Milei confirms his ‘chainsaw’ will keep running next year

“Full speed ahead,” says Argentina's president, vowing that public spending cuts will continue into 2025.

President Javier Milei. Foto: AFP

President Javier Milei has declared that he will continue public spending cuts this year, with Argentina seeing a continuation of his "chainsaw" approach to government outflows.

Milei, 53, has significantly downsized the state since taking office, ending the contracts of more than 30,000 state employees.

"I sat down to think about the government measures for 2025. In this scenario I confirm that I will continue the chainsaw full speed ahead. ¡VIVA LA LIBERTAD CARAJO!" wrote the La Libertad Avanza leader on Tuesday in a post on his X account.

Since taking office in late 2023, Milei has suspended public works projects, reduced and eliminated dozens of state departments, suspended discretionary financing to the provinces, deregulated prices, eliminated subsidies for public utilities and laid off 33,291 employees, said Deregulation & State Transformation Minister Federico Sturzenegger in a social media post on Tuesday.

In the first half of this year Argentina achieved its first fiscal surplus since 2008 and managed to tame runaway inflation which totalled a monthly 25 percent last December. Since then, the pace of price increases has decelerated to the 2.7 percent registered last month. Annual inflation remains at one of the highest in the world, running at 193 percent.

The other side of the coin is a severe recession with gross domestic product falling three consecutive quarters, a contraction which will reach 3.5 percent by the end of the year, according to World Bank projections last month.

Against this backdrop, Milei’s government is negotiating in Congress the approval of the 2025 Budget, which assigns the revenues to administer a state where 52.9 percent was impoverished in the first half of this year, 11.2 percentage points more than the second half of 2023.

But there was still no consensus for approval among the different political parties in the lower house Chamber of Deputies with just four days to go for the conclusion of the period of ordinary sessions of Congress.

If the budget does not pass, the 2023 Budget (already rolled over after the failure to approve the 2024 Budget last year) could be extended, permitting the government the discretionary spending of the revenues in excess of those allocations next year.

Speaking Wednesday, Cabinet Chief Guillermo Francos echoed Milei’s remarks, stating that in its first 10 months in office, the government had been able to “dismantle an elephantine and corrupt state” that served as “an impediment” to good finances.

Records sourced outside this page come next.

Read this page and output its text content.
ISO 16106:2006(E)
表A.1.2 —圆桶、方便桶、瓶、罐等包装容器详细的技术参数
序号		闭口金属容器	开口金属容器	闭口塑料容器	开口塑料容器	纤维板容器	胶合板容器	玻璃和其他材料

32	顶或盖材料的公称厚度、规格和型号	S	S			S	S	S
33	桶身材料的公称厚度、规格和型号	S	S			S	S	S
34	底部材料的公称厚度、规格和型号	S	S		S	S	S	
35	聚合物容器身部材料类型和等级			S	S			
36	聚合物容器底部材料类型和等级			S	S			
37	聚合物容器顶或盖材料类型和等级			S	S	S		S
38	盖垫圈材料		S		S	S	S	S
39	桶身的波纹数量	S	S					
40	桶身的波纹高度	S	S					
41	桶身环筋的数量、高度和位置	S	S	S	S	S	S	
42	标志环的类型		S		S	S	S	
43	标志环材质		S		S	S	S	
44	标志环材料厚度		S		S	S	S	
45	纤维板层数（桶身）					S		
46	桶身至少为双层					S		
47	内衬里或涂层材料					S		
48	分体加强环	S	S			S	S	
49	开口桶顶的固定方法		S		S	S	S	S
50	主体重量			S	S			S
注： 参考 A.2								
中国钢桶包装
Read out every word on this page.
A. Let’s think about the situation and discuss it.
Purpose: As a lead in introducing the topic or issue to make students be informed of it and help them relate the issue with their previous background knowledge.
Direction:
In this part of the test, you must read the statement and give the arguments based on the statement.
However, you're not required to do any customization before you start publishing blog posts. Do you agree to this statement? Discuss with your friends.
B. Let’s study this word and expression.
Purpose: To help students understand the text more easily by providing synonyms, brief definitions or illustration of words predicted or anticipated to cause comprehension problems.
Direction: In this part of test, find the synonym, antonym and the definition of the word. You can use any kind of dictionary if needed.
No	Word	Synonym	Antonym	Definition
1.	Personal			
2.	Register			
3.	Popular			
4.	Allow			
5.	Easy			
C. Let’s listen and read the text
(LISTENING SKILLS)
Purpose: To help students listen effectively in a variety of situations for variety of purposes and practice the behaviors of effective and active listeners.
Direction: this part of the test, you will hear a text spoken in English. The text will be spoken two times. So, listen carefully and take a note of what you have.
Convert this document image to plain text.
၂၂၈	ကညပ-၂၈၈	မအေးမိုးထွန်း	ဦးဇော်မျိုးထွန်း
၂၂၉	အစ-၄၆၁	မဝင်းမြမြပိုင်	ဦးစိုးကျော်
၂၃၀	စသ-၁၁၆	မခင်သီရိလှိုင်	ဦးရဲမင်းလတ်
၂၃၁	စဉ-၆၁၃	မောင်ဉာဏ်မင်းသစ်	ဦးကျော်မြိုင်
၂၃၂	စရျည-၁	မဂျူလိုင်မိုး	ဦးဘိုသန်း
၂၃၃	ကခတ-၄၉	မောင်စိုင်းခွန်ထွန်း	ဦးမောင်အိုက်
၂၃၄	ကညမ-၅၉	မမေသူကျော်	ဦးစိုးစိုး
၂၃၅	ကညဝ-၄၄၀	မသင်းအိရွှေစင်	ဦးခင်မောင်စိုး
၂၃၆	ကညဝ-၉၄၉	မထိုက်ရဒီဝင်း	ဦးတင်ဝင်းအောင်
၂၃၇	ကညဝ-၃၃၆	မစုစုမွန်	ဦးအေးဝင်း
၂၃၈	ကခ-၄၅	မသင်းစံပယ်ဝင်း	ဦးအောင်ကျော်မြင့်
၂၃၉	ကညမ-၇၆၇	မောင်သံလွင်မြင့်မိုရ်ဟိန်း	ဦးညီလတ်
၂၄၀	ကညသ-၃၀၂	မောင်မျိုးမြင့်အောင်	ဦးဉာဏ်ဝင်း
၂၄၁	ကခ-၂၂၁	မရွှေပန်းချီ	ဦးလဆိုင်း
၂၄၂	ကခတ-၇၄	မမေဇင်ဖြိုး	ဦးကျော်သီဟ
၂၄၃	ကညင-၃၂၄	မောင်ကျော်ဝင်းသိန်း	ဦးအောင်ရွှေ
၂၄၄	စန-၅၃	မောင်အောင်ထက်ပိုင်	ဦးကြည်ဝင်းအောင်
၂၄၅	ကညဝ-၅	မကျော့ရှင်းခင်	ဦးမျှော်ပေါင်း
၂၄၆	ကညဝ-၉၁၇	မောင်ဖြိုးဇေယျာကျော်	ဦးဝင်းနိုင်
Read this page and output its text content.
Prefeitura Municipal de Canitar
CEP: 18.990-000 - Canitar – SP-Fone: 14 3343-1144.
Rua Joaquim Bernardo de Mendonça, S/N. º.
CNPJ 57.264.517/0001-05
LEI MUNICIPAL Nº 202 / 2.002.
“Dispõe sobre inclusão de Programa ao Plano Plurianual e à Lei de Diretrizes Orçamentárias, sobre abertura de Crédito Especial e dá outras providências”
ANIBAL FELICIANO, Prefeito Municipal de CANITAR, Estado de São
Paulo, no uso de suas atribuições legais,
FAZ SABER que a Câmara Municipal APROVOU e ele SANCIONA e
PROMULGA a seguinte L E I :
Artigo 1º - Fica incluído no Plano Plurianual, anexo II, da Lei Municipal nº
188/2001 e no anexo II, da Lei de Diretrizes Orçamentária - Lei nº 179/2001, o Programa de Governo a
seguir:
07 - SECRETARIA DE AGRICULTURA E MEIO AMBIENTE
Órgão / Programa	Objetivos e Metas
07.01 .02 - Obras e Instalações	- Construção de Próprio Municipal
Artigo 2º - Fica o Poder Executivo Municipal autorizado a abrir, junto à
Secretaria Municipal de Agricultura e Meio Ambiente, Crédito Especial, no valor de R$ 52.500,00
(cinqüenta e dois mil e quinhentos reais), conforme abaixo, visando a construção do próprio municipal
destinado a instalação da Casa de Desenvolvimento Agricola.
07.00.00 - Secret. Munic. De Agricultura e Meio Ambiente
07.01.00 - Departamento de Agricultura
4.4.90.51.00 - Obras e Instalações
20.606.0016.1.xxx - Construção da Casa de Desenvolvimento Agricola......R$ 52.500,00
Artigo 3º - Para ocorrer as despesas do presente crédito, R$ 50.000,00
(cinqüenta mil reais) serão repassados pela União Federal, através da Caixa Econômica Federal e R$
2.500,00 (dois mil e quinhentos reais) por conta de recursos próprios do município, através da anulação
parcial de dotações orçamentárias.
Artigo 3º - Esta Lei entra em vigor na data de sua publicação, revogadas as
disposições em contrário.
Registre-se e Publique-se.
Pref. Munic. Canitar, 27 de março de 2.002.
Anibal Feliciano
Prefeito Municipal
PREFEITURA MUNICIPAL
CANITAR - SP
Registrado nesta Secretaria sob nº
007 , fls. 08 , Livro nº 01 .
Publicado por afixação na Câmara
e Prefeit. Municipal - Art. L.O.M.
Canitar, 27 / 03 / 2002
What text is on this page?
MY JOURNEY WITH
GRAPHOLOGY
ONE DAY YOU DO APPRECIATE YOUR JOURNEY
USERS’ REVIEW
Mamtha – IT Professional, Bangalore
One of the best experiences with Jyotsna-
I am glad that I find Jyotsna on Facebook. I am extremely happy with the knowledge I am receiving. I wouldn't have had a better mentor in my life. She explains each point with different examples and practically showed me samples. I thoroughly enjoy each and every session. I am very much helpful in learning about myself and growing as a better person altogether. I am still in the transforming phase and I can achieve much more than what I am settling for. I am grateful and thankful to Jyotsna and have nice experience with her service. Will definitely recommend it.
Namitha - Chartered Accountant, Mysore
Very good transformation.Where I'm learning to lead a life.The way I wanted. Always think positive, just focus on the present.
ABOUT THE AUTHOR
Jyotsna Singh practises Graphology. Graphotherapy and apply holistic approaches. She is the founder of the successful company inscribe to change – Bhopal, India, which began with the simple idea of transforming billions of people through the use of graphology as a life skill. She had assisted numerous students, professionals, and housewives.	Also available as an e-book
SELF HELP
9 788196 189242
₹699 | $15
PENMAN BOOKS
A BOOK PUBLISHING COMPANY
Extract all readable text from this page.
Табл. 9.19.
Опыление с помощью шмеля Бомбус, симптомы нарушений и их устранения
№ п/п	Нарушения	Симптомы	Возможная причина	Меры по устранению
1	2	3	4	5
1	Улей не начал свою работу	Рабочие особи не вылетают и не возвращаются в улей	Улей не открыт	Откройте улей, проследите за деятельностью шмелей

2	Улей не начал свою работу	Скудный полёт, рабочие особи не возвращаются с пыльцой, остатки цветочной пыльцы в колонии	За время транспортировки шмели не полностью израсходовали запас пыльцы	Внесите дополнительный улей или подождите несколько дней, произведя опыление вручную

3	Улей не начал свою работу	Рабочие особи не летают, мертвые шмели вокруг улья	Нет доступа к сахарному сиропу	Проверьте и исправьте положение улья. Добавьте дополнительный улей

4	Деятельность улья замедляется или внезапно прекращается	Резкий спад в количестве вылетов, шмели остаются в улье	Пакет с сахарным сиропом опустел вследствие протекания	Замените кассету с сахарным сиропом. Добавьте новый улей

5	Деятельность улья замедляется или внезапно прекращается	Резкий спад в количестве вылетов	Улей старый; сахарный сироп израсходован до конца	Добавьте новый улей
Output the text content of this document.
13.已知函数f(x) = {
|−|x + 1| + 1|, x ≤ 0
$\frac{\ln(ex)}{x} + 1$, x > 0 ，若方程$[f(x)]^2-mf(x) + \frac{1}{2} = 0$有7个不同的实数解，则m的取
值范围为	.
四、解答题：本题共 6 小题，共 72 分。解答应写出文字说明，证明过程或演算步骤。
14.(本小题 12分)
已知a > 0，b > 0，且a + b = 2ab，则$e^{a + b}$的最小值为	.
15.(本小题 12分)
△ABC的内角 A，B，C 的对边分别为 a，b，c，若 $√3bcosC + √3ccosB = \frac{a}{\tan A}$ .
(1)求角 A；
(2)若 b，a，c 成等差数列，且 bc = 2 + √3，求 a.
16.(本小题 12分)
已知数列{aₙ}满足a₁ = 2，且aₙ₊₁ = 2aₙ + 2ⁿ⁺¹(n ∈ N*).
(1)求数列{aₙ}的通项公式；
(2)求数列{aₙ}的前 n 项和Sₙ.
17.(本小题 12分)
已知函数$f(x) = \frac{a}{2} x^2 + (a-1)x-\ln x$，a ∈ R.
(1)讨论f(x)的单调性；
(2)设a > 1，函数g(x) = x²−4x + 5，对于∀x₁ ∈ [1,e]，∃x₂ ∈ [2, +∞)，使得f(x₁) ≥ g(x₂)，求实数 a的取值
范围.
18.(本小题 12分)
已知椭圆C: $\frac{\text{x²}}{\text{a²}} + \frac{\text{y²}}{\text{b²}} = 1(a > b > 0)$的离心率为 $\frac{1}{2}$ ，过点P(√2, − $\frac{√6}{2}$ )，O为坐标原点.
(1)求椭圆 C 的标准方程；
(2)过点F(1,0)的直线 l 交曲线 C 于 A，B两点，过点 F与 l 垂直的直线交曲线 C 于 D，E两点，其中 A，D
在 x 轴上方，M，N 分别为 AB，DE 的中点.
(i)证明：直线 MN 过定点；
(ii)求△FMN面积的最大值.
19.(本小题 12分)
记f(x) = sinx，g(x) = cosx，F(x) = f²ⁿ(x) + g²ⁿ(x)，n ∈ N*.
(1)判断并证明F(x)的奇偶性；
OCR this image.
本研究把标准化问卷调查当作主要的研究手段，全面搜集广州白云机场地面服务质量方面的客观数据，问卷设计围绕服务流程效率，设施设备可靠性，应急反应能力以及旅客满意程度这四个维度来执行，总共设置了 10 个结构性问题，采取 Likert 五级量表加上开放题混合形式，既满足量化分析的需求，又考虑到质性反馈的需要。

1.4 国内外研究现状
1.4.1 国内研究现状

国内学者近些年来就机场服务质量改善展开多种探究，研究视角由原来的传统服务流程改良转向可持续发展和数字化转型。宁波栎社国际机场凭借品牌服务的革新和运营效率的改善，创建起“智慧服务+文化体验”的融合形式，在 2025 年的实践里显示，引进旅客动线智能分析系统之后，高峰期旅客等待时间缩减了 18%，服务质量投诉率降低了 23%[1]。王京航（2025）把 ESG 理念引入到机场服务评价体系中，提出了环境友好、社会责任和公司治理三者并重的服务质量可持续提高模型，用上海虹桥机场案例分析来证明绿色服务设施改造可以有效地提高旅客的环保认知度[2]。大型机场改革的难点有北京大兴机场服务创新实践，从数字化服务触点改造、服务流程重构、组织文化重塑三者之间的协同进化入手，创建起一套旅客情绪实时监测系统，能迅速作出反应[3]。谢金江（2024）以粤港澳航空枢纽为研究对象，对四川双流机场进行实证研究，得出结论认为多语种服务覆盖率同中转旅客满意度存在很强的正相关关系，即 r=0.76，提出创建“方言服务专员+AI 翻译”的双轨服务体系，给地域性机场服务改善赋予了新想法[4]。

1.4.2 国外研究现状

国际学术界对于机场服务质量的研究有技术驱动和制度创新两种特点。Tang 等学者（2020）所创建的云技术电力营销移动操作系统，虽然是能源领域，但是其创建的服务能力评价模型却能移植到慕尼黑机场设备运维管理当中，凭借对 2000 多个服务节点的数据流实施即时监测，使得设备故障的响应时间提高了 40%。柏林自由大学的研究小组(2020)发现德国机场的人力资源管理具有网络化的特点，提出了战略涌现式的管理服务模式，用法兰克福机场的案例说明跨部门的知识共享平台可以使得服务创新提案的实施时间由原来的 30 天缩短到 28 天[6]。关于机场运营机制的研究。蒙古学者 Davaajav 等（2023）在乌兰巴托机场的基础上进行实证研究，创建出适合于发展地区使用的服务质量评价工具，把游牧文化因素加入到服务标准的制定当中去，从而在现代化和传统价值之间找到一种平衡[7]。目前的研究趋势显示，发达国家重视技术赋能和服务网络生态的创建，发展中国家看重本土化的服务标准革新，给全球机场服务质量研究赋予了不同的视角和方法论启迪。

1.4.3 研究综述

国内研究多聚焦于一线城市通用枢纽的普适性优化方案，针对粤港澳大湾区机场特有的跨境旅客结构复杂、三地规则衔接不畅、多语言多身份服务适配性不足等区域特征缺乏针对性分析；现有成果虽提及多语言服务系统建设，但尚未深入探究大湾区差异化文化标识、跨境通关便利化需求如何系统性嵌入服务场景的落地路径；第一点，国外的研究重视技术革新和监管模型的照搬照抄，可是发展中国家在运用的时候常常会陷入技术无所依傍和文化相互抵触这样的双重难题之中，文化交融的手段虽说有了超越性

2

“With firm convictions and without giving up, we have dismantled an elephantine and corrupt state, which for many years was an impediment machine that suffocated those who work, invest, bet on the country and dream of developing their life project in freedom,” said Francos during an appearance at the Senate. 

Hailing the work of Economy Minister Luis Caputo and his team for putting Argentina’s “macroeconomic situation in order,” the Cabinet chief said that public spending had been reduced overall by seven percent since Milei took office.